Note: I'm going to describe the algorithmic steps as if each pass were distinct. Obviously, in a specific implementation, you can combine steps where it makes sense for your application. For the purposes of my explanation, it makes the text a little more clear.
I'm going to make some assumptions about your problem:
The windows of interest (the signals that you are looking for) cover a fraction of the entire data space (i.e., it's not one long signal).
The windows have significant scope (i.e., they aren't one pixel wide on your picture).
The windows have a minimum peak of interest (i.e., even if the signal exceeds the background noise, the peak must have an additional signal excess of the background).
The windows will never overlap (i.e., each can be examined as a distinct sub-problem out of context of the rest of the signal).

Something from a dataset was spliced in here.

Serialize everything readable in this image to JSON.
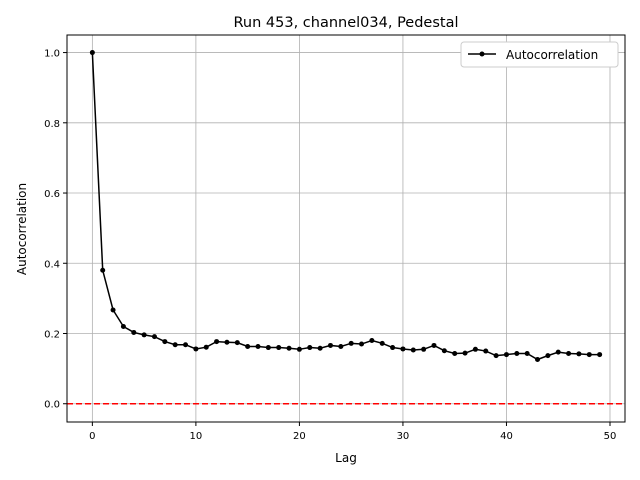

Given those, you can first look through your data stream for a set of windows of interest. You can do this by making a first pass through the data: moving from left to right, look for noise threshold crossing points. If the signal was below the noise floor and exceeds it on the next sample, that's a candidate starting point for a window (vice versa for the candidate end point).
Now make a pass through your candidate windows: compare the scope and contents of each window with the values defined above. To use your picture as an example, the small peaks on the left of the image barely exceed the noise floor and do so for too short a time. However, the window in the center of the screen clearly has a wide time extent and a significant max value. Keep the windows that meet your minimum criteria, discard those that are trivial.

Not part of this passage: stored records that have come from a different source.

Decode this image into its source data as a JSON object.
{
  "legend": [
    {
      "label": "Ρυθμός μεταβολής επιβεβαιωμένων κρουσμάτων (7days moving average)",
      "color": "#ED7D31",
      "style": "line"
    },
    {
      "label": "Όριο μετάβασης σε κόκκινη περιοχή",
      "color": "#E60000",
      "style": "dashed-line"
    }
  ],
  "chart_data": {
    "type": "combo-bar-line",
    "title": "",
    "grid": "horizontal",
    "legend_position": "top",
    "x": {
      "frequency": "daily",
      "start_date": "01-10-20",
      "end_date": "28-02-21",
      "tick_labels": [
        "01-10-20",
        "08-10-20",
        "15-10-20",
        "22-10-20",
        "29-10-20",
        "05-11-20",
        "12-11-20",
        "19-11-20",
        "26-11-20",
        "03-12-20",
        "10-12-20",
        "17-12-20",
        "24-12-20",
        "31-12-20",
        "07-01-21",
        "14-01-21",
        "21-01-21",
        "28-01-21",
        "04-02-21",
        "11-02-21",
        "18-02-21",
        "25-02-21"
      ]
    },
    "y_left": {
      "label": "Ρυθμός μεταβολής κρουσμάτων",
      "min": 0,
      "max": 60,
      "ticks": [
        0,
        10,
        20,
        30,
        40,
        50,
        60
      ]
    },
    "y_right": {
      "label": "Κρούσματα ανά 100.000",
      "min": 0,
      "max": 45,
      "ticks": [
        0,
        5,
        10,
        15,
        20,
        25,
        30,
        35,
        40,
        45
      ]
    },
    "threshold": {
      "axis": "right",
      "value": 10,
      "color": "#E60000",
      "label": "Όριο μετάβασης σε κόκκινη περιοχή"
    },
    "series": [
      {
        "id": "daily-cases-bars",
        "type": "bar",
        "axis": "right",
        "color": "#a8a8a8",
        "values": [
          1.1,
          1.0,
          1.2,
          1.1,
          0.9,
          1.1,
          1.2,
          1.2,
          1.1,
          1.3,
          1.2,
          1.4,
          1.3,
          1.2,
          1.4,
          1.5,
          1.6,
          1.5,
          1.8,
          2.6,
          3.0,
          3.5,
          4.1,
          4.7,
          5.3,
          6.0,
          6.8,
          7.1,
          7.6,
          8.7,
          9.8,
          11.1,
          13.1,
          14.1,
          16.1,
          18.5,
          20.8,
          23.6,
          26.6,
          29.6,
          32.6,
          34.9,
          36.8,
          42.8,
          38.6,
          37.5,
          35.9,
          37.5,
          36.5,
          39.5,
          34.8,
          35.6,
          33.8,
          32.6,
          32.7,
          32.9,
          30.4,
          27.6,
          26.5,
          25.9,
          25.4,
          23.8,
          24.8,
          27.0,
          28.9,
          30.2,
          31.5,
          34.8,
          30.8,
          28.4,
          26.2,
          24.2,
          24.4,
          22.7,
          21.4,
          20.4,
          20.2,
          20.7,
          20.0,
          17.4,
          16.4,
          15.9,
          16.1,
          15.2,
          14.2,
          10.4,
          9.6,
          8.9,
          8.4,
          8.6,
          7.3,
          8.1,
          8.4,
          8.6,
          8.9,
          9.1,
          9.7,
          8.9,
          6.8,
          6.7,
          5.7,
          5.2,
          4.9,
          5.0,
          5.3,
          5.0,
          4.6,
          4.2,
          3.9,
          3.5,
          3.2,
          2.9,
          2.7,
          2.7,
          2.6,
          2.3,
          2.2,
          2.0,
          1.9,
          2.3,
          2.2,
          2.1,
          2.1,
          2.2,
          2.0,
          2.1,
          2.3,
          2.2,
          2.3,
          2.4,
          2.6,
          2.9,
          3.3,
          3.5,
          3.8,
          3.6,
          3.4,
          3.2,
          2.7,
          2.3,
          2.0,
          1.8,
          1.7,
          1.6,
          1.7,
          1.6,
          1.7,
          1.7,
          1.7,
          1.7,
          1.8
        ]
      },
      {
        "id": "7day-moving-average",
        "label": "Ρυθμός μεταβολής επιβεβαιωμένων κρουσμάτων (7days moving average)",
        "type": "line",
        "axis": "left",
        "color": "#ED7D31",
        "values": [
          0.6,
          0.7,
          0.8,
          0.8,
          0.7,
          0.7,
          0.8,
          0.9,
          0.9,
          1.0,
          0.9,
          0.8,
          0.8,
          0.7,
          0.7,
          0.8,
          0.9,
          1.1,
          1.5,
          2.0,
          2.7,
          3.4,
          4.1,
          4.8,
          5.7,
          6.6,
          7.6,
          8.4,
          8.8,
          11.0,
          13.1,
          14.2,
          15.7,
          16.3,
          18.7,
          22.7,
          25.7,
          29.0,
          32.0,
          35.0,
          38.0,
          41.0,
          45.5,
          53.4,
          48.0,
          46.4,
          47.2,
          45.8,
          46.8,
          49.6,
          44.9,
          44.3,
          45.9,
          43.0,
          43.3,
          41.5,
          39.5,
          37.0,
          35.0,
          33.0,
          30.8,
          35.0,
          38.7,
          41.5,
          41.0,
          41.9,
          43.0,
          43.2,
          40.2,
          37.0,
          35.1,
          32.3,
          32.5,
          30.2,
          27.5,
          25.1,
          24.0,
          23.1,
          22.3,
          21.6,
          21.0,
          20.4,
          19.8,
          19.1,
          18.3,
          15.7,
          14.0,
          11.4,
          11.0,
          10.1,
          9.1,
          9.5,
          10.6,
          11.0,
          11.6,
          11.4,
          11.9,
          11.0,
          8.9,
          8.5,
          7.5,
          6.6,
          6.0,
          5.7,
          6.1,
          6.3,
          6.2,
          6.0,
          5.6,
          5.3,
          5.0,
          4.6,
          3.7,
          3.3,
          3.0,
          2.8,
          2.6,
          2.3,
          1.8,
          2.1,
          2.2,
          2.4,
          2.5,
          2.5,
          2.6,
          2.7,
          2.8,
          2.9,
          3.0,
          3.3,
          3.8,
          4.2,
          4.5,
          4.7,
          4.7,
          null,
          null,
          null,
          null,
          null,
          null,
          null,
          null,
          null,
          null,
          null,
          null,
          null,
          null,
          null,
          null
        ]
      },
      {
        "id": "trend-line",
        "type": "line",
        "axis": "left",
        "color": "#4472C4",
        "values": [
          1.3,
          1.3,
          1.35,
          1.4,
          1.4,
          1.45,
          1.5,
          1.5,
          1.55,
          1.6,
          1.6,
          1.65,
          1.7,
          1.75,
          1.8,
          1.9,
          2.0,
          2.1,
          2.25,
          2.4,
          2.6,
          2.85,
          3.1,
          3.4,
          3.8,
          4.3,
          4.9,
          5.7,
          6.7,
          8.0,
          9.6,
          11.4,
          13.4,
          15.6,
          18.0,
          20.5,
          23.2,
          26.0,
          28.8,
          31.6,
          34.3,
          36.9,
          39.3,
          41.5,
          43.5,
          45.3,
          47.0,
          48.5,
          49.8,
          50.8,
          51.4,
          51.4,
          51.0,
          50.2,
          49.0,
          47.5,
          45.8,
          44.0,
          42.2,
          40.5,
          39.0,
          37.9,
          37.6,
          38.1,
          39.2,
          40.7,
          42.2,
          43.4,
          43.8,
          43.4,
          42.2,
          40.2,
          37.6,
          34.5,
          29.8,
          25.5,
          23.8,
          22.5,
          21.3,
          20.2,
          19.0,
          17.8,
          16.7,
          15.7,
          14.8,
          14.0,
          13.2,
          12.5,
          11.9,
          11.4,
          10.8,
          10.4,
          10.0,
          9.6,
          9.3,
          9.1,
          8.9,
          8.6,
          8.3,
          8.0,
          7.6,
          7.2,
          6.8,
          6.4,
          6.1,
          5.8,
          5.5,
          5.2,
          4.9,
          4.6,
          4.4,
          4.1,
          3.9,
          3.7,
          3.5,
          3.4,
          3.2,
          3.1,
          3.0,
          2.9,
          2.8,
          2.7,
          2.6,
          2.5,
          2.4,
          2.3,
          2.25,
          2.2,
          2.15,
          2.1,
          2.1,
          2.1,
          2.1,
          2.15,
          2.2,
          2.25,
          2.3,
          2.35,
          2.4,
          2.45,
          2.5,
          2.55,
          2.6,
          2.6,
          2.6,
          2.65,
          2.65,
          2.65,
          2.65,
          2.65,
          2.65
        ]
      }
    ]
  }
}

Now to examine your remaining windows in detail (remember, they can be treated individually). The peak is easy to find: pass through the window and keep the local max. With respect to the leading and trailing edges of the signal, you can see n the picture that you have a window that's slightly larger than the actual point at which the signal exceeds the noise floor. In this case, you can use a finite difference approximation to calculate the first derivative of the signal. You know that the leading edge will be somewhat to the left of the window on the chart: look for a point at which the first derivative exceeds a positive noise floor of its own (the slope turns upwards sharply). Do the same for the trailing edge (which will always be to the right of the window).

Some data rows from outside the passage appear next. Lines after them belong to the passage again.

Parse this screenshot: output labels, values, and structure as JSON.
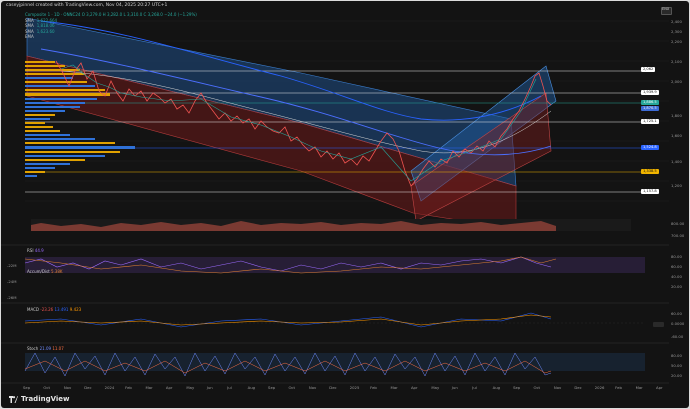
{
  "header": {
    "credit": "caseyjpinnel created with TradingView.com, Nov 04, 2025 20:27 UTC+1",
    "brand": "TradingView",
    "toolbar_right": "ENX"
  },
  "legend": {
    "symbol_line": "Composite 1 · 1D · ONNC24  O 3,279.0  H 3,282.0  L 3,310.0  C 3,268.0  −24.0 (−1.29%)",
    "lines": [
      {
        "label": "SMA",
        "value": "1,622.664"
      },
      {
        "label": "SMA",
        "value": "1,818.06"
      },
      {
        "label": "SMA",
        "value": "1,623.60"
      },
      {
        "label": "EMA",
        "value": ""
      }
    ]
  },
  "price_axis": {
    "ticks": [
      "2,400",
      "2,300",
      "2,200",
      "2,100",
      "2,000",
      "1,900",
      "1,800",
      "1,700",
      "1,600",
      "1,500",
      "1,400",
      "1,300",
      "1,200",
      "1,100"
    ],
    "tags": [
      {
        "text": "2,062",
        "color": "#ffffff",
        "text_color": "#111111"
      },
      {
        "text": "1,939.9",
        "color": "#ffffff",
        "text_color": "#111111"
      },
      {
        "text": "1,886.5",
        "color": "#26a69a",
        "text_color": "#ffffff"
      },
      {
        "text": "1,870.5",
        "color": "#3d6bd6",
        "text_color": "#ffffff"
      },
      {
        "text": "1,725.1",
        "color": "#ffffff",
        "text_color": "#111111"
      },
      {
        "text": "1,524.8",
        "color": "#2962ff",
        "text_color": "#ffffff"
      },
      {
        "text": "1,338.5",
        "color": "#f0b400",
        "text_color": "#111111"
      },
      {
        "text": "1,157.8",
        "color": "#ffffff",
        "text_color": "#111111"
      }
    ],
    "volume_ticks": [
      "800.00",
      "700.00"
    ],
    "rsi_ticks": [
      "80.00",
      "60.00",
      "40.00",
      "20.00"
    ],
    "macd_ticks": [
      "60.00",
      "0.0000",
      "-60.00"
    ],
    "stoch_ticks": [
      "80.00",
      "50.00",
      "20.00"
    ]
  },
  "time_axis": [
    "Sep",
    "Oct",
    "Nov",
    "Dec",
    "2024",
    "Feb",
    "Mar",
    "Apr",
    "May",
    "Jun",
    "Jul",
    "Aug",
    "Sep",
    "Oct",
    "Nov",
    "Dec",
    "2025",
    "Feb",
    "Mar",
    "Apr",
    "May",
    "Jun",
    "Jul",
    "Aug",
    "Sep",
    "Oct",
    "Nov",
    "Dec",
    "2026",
    "Feb",
    "Mar",
    "Apr"
  ],
  "indicators": {
    "rsi": {
      "label": "RSI",
      "value": "44.9"
    },
    "accum": {
      "label": "Accum/Dist",
      "value": "5.38K"
    },
    "macd": {
      "label": "MACD",
      "values": [
        "-23.26",
        "13.491",
        "9.423"
      ]
    },
    "stoch": {
      "label": "Stoch",
      "values": [
        "21.09",
        "11.07"
      ]
    }
  },
  "left_axis": {
    "ticks": [
      "-22M",
      "-24M",
      "-26M"
    ]
  },
  "colors": {
    "bull": "#26a69a",
    "bear": "#ef5350",
    "up_channel": "#2f6bb0",
    "down_channel": "#8a1e1e",
    "sma_blue": "#2962ff",
    "volume_profile_blue": "#2f71d8",
    "volume_profile_yellow": "#e0a100"
  }
}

Result: a set of time windows, the leading and trailing edges of the signals and the peak that occured in that window.
It looks like the definition of a window is the range of x over which y is above the threshold. So use that to determine the size of the window. Within that, locate the largest value, thus finding the peak.
If that fails, then what additional criteria do you have for defining a region of interest? You may need to nail down your implicit assumptions to more than 'that looks like a peak to me'.